I'll do my best to help, though I'll need a bit more information.
You've got a radical pair, I assume it's either photo-induced or chemically generated. In which case do you expect it to have J coupling? What about spin polarization?
In both of these cases garlic isn't quite the program to be using as it doesn't handle spin-spin coupling, and in general ES doesn't handle polarization such as you might have in a singlet born SCRP very easily.

Did you collect your spectrum with field modulation or are we looking at the absorption spectrum? did you collect the spectrum in quadrature?

And finally, you have a pair radicals, what do expect they are?
As you have it written right both radicals are the same.

[Abbey Philip]

Dear Matt,
Thanks for the reply.

Yes the radical are generated by photoexcitation. Well the CW-EPR was recorded on a basic EPR setup from JEOL (JES - FA200 ESR Spectrometer) at X-band (9.137 MHz) with illumination from a xenon lamp source (not a selective excitation or a time-resolved experiment).

The radical are from a donor-acceptor pair, so it is a cation and anion radical pair (as characterized by transient absorption studies).

I guess the experiment was run with field modulation. The experimental parameters during acquisition are there in the attached image file. I'm not sure whether quadrature was used during the acquisition.

Thanks & regards,
Abbey

[Matt Krzyaniak]

Ok you're working under experimental conditions where I'm having a hard time thinking about the best way to simulate the spectrum.

I mostly deal with transiently generated radical-pairs that start in a spin polarized state. We direct detect in quadrature without field modulation and obtain an absorption/dispersion spectrum.
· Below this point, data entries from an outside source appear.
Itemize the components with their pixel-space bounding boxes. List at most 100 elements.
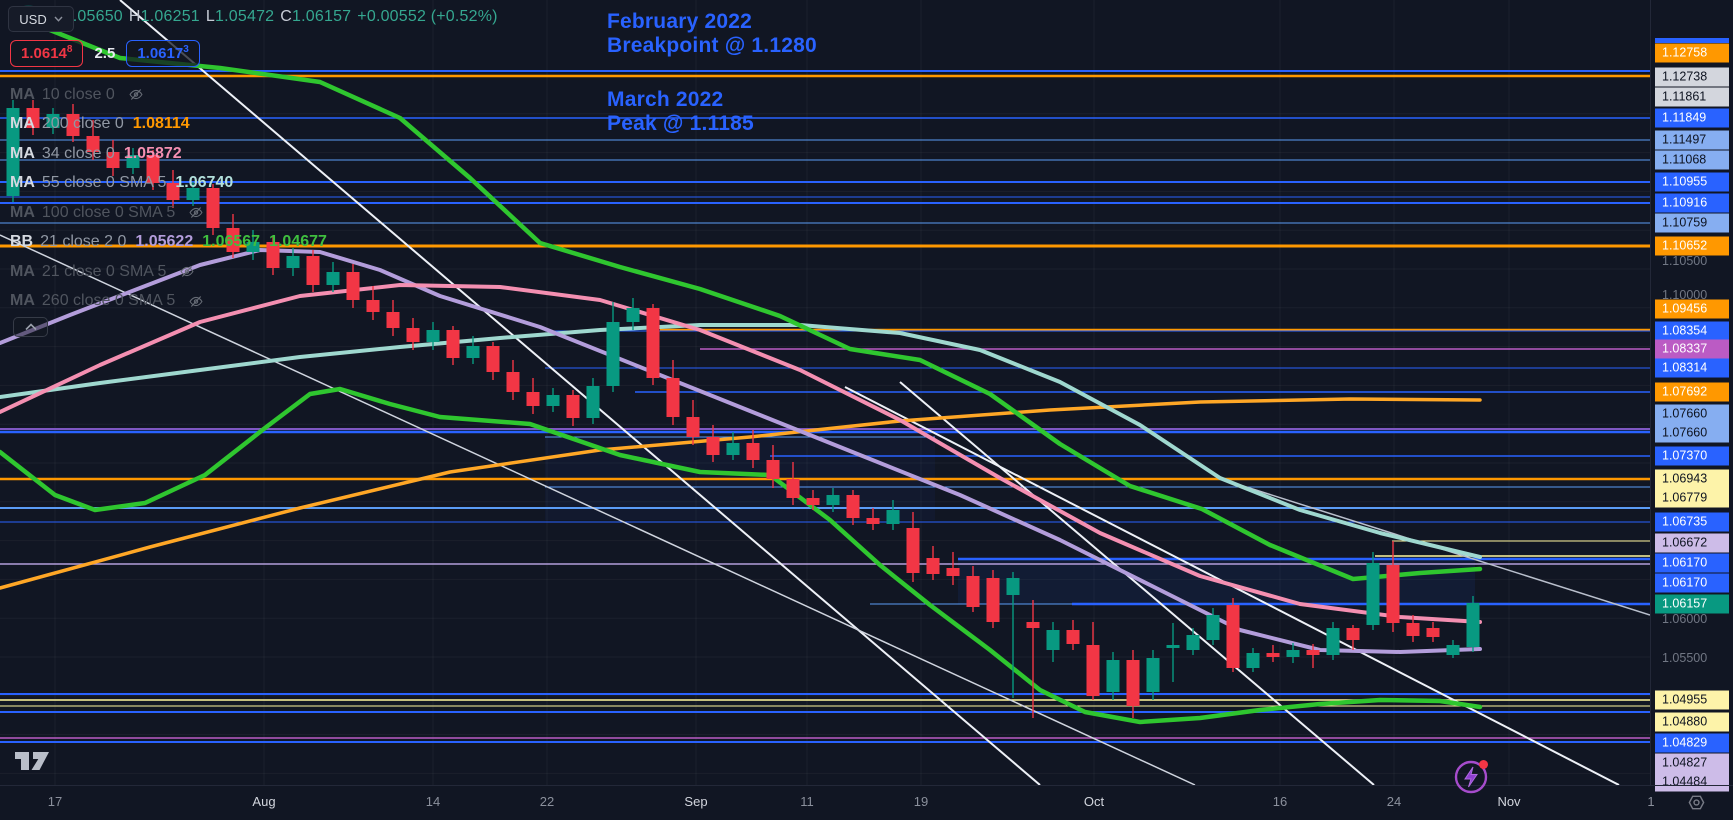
trend-line[interactable] — [899, 381, 1375, 785]
price-label-paleyellow: 1.04955 — [1655, 690, 1729, 710]
legend-row-bb-21[interactable]: BB 21 close 2 0 1.05622 1.06567 1.04677 — [10, 228, 327, 258]
close-label: C — [280, 8, 293, 25]
bb-upper-line — [27, 19, 1483, 582]
indicator-name: MA — [10, 174, 35, 192]
legend-row-ma-55[interactable]: MA 55 close 0 SMA 5 1.06740 — [10, 169, 327, 199]
indicator-params: 34 close 0 — [41, 144, 115, 162]
candle-up — [246, 242, 260, 252]
low-label: L — [205, 8, 216, 25]
time-label: 14 — [425, 794, 441, 809]
candle-up — [1146, 658, 1160, 692]
price-label-blue: 1.10955 — [1655, 172, 1729, 192]
sell-price-button[interactable]: 1.06148 — [10, 40, 84, 67]
flash-publish-button[interactable] — [1452, 756, 1488, 794]
indicator-name: MA — [10, 144, 35, 162]
candle-up — [1286, 650, 1300, 657]
indicator-params: 21 close 0 SMA 5 — [41, 262, 167, 280]
tradingview-logo-icon — [15, 752, 49, 770]
legend-row-ma-21[interactable]: MA 21 close 0 SMA 5 — [10, 257, 327, 287]
price-label-orange: 1.09456 — [1655, 299, 1729, 319]
price-label-grey: 1.12738 — [1655, 67, 1729, 87]
time-label: 11 — [800, 794, 814, 809]
candle-up — [126, 155, 140, 168]
candle-down — [1406, 623, 1420, 636]
currency-selector[interactable]: USD — [8, 6, 74, 32]
visibility-toggle[interactable] — [128, 87, 144, 102]
visibility-off-icon — [129, 89, 143, 101]
candle-up — [606, 322, 620, 386]
visibility-toggle[interactable] — [188, 205, 204, 220]
candle-down — [1386, 565, 1400, 623]
indicator-params: 260 close 0 SMA 5 — [41, 292, 176, 310]
price-label-paleyellow: 1.06943 — [1655, 469, 1729, 489]
low-value: 1.05472 — [215, 8, 275, 25]
bb-basis-line — [0, 248, 1482, 654]
annotation-line: February 2022 — [607, 10, 753, 33]
trend-line[interactable] — [0, 234, 1196, 785]
lightning-icon — [1464, 766, 1478, 788]
tradingview-logo[interactable] — [13, 747, 55, 780]
price-label-lightpurple: 1.06672 — [1655, 533, 1729, 553]
indicator-value: 1.06740 — [175, 174, 234, 192]
ohlc-readout: O1.05650H1.06251L1.05472C1.06157+0.00552… — [20, 8, 498, 26]
candle-down — [986, 578, 1000, 622]
chevron-up-icon — [24, 323, 37, 331]
indicator-params: 10 close 0 — [41, 85, 115, 103]
candle-down — [686, 417, 700, 437]
candle-down — [226, 228, 240, 252]
candle-up — [586, 386, 600, 418]
price-tick: 1.10500 — [1662, 254, 1708, 268]
price-chart-canvas[interactable] — [0, 0, 1650, 785]
high-value: 1.06251 — [140, 8, 200, 25]
price-label-blue: 1.08314 — [1655, 358, 1729, 378]
candle-up — [1106, 660, 1120, 692]
ma-200-line — [0, 397, 1482, 590]
candle-up — [1006, 578, 1020, 595]
candle-down — [966, 576, 980, 607]
open-value: 1.05650 — [63, 8, 123, 25]
candle-down — [646, 308, 660, 378]
price-scale[interactable]: 1.10500 1.10000 1.06000 1.05500 1.12758 1.127… — [1650, 0, 1733, 792]
price-label-blue: 1.06735 — [1655, 512, 1729, 532]
legend-row-ma-260[interactable]: MA 260 close 0 SMA 5 — [10, 287, 327, 317]
annotation-march-peak[interactable]: March 2022 Peak @ 1.1185 — [607, 88, 754, 136]
legend-row-ma-10[interactable]: MA 10 close 0 — [10, 80, 327, 110]
indicator-value: 1.08114 — [132, 115, 190, 133]
indicator-name: MA — [10, 262, 35, 280]
visibility-toggle[interactable] — [188, 294, 204, 309]
buy-price-button[interactable]: 1.06173 — [126, 40, 200, 67]
candle-down — [1306, 650, 1320, 655]
candle-down — [386, 312, 400, 328]
indicator-params: 200 close 0 — [41, 115, 124, 133]
annotation-line: March 2022 — [607, 88, 724, 111]
candle-down — [526, 392, 540, 406]
indicator-name: MA — [10, 292, 35, 310]
chevron-down-icon — [54, 16, 63, 22]
annotation-february-breakpoint[interactable]: February 2022 Breakpoint @ 1.1280 — [607, 10, 817, 58]
price-label-lightblue: 1.10759 — [1655, 213, 1729, 233]
time-label: Nov — [1497, 794, 1521, 809]
price-label-lightblue: 1.11068 — [1655, 150, 1729, 170]
candle-down — [506, 372, 520, 392]
time-label: 19 — [913, 794, 929, 809]
quote-row: 1.06148 2.5 1.06173 — [10, 40, 200, 67]
candle-up — [1046, 630, 1060, 650]
legend-row-ma-100[interactable]: MA 100 close 0 SMA 5 — [10, 198, 327, 228]
spread-value: 2.5 — [94, 45, 116, 62]
legend-collapse-button[interactable] — [13, 317, 48, 337]
scale-settings-icon[interactable] — [1687, 793, 1706, 817]
candle-down — [1126, 660, 1140, 706]
candle-up — [1366, 563, 1380, 625]
price-label-lightblue: 1.07660 — [1655, 404, 1729, 424]
candle-down — [1066, 630, 1080, 644]
time-label: 24 — [1386, 794, 1402, 809]
candle-up — [886, 510, 900, 524]
legend-row-ma-34[interactable]: MA 34 close 0 1.05872 — [10, 139, 327, 169]
time-label: 16 — [1272, 794, 1288, 809]
legend-row-ma-200[interactable]: MA 200 close 0 1.08114 — [10, 110, 327, 140]
time-scale[interactable]: 17 Aug 14 22 Sep 11 19 Oct 16 24 Nov 1 — [0, 785, 1733, 820]
visibility-toggle[interactable] — [179, 264, 195, 279]
price-label-blue: 1.10916 — [1655, 193, 1729, 213]
candle-up — [286, 256, 300, 268]
trend-line[interactable] — [119, 0, 1041, 785]
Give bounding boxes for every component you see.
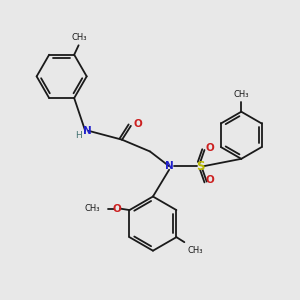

Based on your charge separation lifetimes, do you think your system has had a chance to reach thermal equilibrium(1/T1>>kcr) or are you observing a spin polarized system?
In the former case your spectrum should look "normal" in that you have a pair of coupled radicals, and you should be using pepper with some spin-spin(j) coupling. In the latter case, the spectral simulation isn't as straightforward and I'm not sure what the best way to simulate it would be.